The Can Vernet Bridge is an aqueduct that the Monastery built in the 14th century to carry water from the Monks' Mine to the Monastery. It was part of the water supply system in the Royal Monastery and in the lower part of the old town of Sant Cugat. In the archaeological excavations carried out in 2001 in Plaça d'Octavià, the conduits of the last section of this pipeline were revealed.
Since 1979, it has been listed as an Asset of Local Interest.
The gothic aqueduct is formed by a bridge with two semicircular eyes, all made of well-squared Monastery stones.
At the top is the water channel which was conveniently covered with slabs facilitating the passage from one side of the torrent to the other.

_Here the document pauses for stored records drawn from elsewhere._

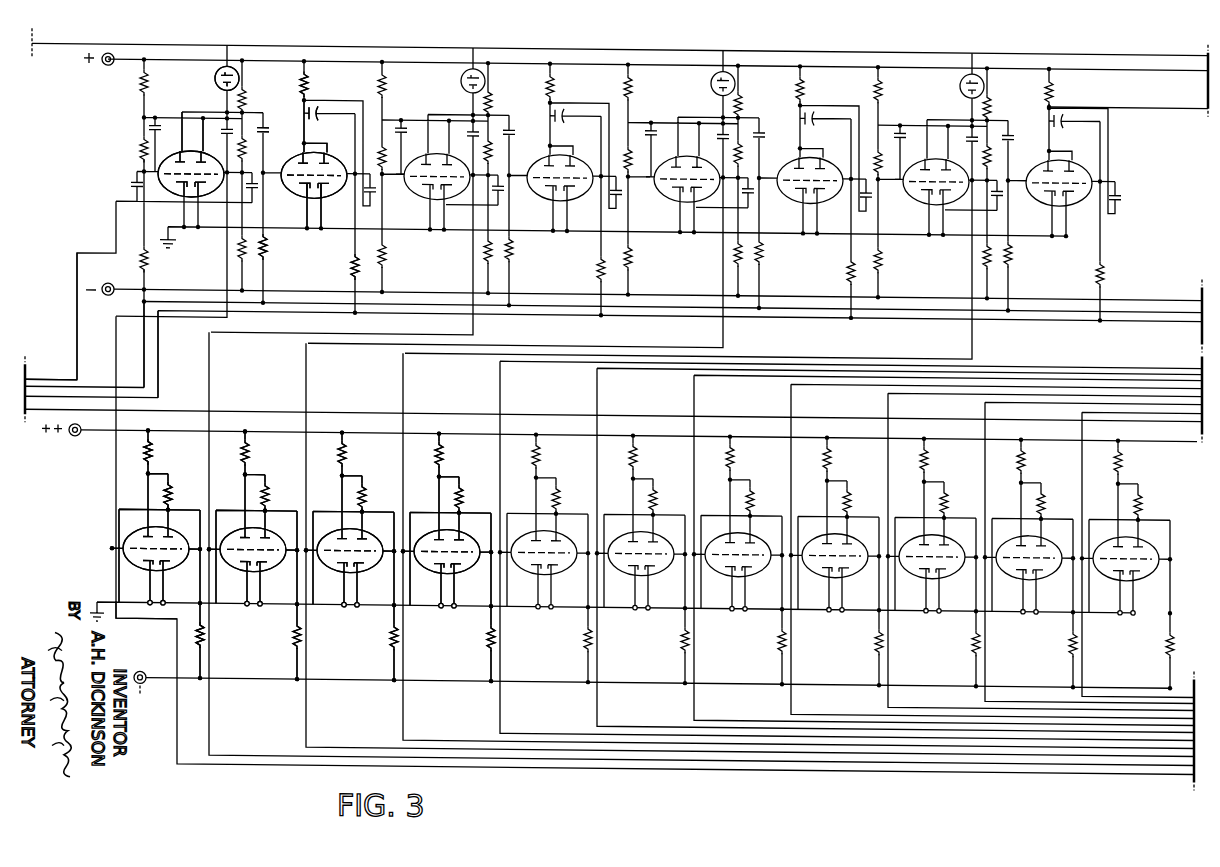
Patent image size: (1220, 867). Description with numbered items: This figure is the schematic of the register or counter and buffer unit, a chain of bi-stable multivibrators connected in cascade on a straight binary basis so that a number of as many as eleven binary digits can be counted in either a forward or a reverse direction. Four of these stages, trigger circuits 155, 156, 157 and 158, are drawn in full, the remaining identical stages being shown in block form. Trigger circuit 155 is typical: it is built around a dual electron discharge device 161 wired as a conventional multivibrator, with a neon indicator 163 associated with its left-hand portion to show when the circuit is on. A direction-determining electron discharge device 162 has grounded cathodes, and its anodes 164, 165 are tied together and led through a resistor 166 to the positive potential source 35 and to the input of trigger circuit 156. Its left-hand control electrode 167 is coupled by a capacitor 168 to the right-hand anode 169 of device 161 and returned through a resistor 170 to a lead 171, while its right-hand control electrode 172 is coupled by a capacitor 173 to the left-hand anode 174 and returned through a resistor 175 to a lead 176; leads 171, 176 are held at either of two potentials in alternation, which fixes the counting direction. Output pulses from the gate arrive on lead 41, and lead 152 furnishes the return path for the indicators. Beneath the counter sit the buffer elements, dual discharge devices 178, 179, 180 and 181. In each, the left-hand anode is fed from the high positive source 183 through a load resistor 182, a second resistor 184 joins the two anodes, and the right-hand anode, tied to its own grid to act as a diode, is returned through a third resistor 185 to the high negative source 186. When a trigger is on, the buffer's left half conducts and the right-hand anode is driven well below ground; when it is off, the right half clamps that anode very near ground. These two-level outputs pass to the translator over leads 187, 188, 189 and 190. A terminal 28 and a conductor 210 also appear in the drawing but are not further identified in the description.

The lead 152 is at (76, 39).
The positive potential source 35 is at (107, 64).
The trigger circuit 155 is at (191, 101).
The trigger circuit 156 is at (445, 88).
The trigger circuit 157 is at (686, 88).
The trigger circuit 158 is at (943, 98).
The neon indicator 163 is at (214, 74).
The resistor 166 is at (300, 78).
The capacitor 173 is at (317, 103).
The capacitor 168 is at (265, 129).
The left-hand anode 174 is at (170, 131).
The right-hand anode 169 is at (215, 134).
The anode 164 is at (303, 148).
The anode 165 is at (326, 151).
The electron discharge device 161 is at (176, 191).
The direction-determining electron discharge device 162 is at (302, 190).
The left-hand control electrode 167 is at (307, 196).
The right-hand control electrode 172 is at (323, 193).
The resistor 175 is at (352, 258).
The resistor 170 is at (266, 252).
The negative terminal 28 is at (113, 283).
The lead 41 is at (78, 335).
The lead 171 is at (140, 357).
The lead 176 is at (157, 371).
The conductor 210 is at (572, 409).
The source of high positive potential 183 is at (76, 436).
The load impedance element 182 is at (153, 455).
The second impedance element 184 is at (171, 490).
The dual electron discharge device 178 is at (163, 570).
The dual electron discharge device 179 is at (261, 570).
The dual electron discharge device 180 is at (356, 570).
The dual electron discharge device 181 is at (453, 570).
The third impedance element 185 is at (196, 628).
The lead 187 is at (124, 632).
The source of high negative potential 186 is at (146, 683).
The lead 188 is at (211, 667).
The lead 189 is at (311, 667).
The lead 190 is at (406, 670).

Part of the retaining wall was demolished in the 1960s to join the two orchards.
In 1998, as a supplement to the urbanization interventions in the Pont de Can Vernet-Coll Favà sector, to which the green area of the site belongs, the aqueduct was restored. It was rehabilitated as a pedestrian walkway between Carrer de la Mina and Avenida Vullpalleres, according to a design by the architects Joan Roig and Enric Batlle.
The walkway is a set of rolled steel pieces welded together to obtain a profile that includes pavement, railing and a corrugated bench. These are placed on the stones of the aqueduct with non-destructive fixings and treated with a resin that gives the structure an old iron oxide finish. This aesthetic refers to industrial constructions and public engineering iron works.